El combate de la conversión

Homilía para el I Domingo de Cuaresma (A)

Cada año “la Iglesia, en los textos evangélicos de los domingos de
Cuaresma, nos guía a un encuentro especialmente intenso con el Señor, haciéndonos recorrer las etapas del camino de la iniciación cristiana”
(Benedicto XVI). Este itinerario comprende el anuncio de la Palabra, la acogida del Evangelio que lleva a la conversión, la profesión de fe, el Bautismo, la efusión del Espíritu Santo y la comunión eucarística. Un trayecto que los catecúmenos han de transitar por primera vez y que los ya cristianos hemos de actualizar.

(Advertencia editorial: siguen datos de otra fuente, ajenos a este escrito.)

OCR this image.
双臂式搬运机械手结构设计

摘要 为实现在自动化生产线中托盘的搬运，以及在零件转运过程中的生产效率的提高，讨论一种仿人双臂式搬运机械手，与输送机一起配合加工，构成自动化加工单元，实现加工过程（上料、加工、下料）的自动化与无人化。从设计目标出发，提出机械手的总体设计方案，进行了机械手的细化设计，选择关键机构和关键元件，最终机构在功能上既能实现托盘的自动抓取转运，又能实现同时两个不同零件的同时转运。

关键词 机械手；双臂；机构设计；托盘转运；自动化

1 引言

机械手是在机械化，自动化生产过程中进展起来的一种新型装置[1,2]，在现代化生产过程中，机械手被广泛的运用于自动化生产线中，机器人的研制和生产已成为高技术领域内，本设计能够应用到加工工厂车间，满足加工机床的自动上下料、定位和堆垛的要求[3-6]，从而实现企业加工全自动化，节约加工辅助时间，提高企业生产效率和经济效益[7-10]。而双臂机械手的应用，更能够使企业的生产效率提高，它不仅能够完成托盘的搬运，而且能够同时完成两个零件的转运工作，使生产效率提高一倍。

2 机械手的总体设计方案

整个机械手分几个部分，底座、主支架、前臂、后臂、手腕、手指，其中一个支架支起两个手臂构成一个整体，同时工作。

La escena evangélica en la que contemplamos a Jesús ayunando durante cuarenta días y siendo tentado por el diablo (cf Mt 4,1-11) nos invita a tomar conciencia de nuestra debilidad; a luchar contra el Enemigo, el diablo, que – como nos recuerda el Papa -“actúa y no se cansa, tampoco hoy, de tentar al hombre que quiere acercarse al Seor”; y, en tercer lugar, a abrirnos a la esperanza, basada en la victoria de Cristo, de vencer a las seducciones del mal.

¿En qué consiste nuestra debilidad? De algún modo, en nuestra propia naturaleza herida, que arrastra – querámoslo o no – las consecuencias temporales del pecado original: la amenaza del sufrimiento, el desafío de la enfermedad, la intimidación de la muerte, el ataque de nuestras fragilidades y el continuo peso de nuestra inclinación al pecado, de nuestra concupiscencia.

¿Cuál es nuestra lucha? Es, ante todo, el combate de la conversión, que tiene como punto de mira la santidad y la vida eterna a la que el Señor nos llama. En este duelo, el diablo no concede tregua. La Sagrada Escritura, la Tradición y el Magisterio de la Iglesia nos recuerdan la existencia de “una voz seductora, opuesta a Dios, que, por envidia”, nos empuja hacia la muerte (cf Catecismo 391). Es la voz de Satán y de los otros demonios, ángeles caídos cuyo fin es encantar a los hombres para apartarlos de Dios.